Although the eastern lowland gorilla has disappeared from nearly a quarter of its traditional territory, the Dian Fossey Gorilla Fund International (DFGFI) now estimates there are still between 5,500 and 28,000 of the apes left.
Also known as Grauer’s gorilla, the endangered ape is found only in the Congo, which has experienced a decade of wars and internal conflict.
“We found two important populations of Grauer’s gorilla that were severely underestimated, neglected or thought not to exist,” Patrick Mehlman, vice president of Atlanta-based DFGFI’s Africa programmes, told Reuters on Thursday.
He said the wide range of the new population estimate was due to the difficulty in pinning down gorilla numbers. Researchers made their estimates by counting gorilla nests in searches that intersected large areas.
The rare good news came from studies in Tayna Gorilla Reserve and Maiko National Park, sanctuaries in Congo’s lawless east where invading armies and Congolese rebels fought two wars during the past decade.
“These are new groups that are worthy of conservation,” Mehlman said, adding that bringing traditional chiefs and local communities into conservation was beginning to produce results.

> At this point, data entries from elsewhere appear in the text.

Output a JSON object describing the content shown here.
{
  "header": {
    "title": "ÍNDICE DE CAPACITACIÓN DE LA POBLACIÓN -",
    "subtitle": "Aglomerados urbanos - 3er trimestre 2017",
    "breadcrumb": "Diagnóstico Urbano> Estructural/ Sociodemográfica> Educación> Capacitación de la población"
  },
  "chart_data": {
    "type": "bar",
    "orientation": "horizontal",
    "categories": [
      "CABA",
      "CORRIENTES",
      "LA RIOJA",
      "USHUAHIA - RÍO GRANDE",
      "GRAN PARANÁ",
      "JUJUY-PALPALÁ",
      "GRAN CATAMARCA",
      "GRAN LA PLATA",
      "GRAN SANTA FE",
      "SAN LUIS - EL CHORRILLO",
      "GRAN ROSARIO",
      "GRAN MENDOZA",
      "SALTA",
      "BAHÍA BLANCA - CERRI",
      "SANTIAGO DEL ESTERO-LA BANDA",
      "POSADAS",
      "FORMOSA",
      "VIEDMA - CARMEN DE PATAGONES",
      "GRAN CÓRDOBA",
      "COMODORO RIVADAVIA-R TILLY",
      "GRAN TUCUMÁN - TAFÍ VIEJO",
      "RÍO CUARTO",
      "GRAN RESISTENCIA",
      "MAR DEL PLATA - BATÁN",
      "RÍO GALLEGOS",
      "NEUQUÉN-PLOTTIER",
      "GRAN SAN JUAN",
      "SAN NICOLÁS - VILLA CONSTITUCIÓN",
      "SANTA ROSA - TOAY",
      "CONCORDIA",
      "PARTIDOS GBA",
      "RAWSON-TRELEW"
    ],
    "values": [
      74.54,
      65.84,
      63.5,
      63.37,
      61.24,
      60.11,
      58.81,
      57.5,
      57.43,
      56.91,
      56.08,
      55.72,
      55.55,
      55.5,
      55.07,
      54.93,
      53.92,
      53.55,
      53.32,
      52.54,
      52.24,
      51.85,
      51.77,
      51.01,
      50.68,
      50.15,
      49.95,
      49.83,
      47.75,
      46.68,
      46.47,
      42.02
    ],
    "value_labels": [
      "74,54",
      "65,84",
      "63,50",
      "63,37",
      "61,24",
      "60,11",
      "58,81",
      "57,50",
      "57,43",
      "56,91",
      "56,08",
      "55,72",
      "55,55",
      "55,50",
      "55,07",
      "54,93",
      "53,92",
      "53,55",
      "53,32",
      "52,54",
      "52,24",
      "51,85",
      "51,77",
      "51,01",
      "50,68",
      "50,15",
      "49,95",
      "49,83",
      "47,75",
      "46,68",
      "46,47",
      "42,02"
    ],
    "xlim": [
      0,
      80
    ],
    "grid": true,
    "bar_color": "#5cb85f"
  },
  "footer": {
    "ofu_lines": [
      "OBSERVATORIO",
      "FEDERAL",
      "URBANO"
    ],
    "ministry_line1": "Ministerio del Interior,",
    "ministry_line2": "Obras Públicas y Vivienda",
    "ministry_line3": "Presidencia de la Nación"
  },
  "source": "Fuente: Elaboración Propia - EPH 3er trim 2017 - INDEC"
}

The plight of gorillas in Africa was made famous in the 1988 film “Gorillas in the Mist” about American researcher Dian Fossey who studied mountain gorillas in Rwanda in the 1960s.
She wrote a book of the same name before she was hacked to death in Congo’s Virunga National Park in 1985.
“In Maiko, where we thought there were only 33 gorillas. We are now looking at a population of about 600 or more,” Mehlman said. Research carried out by the DFGFI found that there are still between 367 and 1,129 Grauer’s gorillas in Tayna.
Added to the years of conflict and poaching, Congo’s gorillas are threatened by habitat loss as farmers moving from more populated areas slash down forests to plant crops and provide grazing area for domesticated animals.
But by working closely with communities and chiefs and highlighting the Grauer apes’ potential to attract tourists, conservationists are fostering local environmental awareness.
“It is difficult to get people interested in conservation if they are starving and don’t have any medical care,” Mehlman said. “But in the east, communities are becoming stewards of their own resources.”
“On the one hand, there was a real feeling of loss as the chiefs realized they were losing their forests and resources. On the other, we are employing people and doing development work such as providing health, running micro projects and working with orphans,” he added.
Conservationists from around the world met in Kinshasa earlier this month to devise new strategies to save the world’s great apes — humankind’s closest relatives — from being wiped out by poaching, logging and disease within a generation.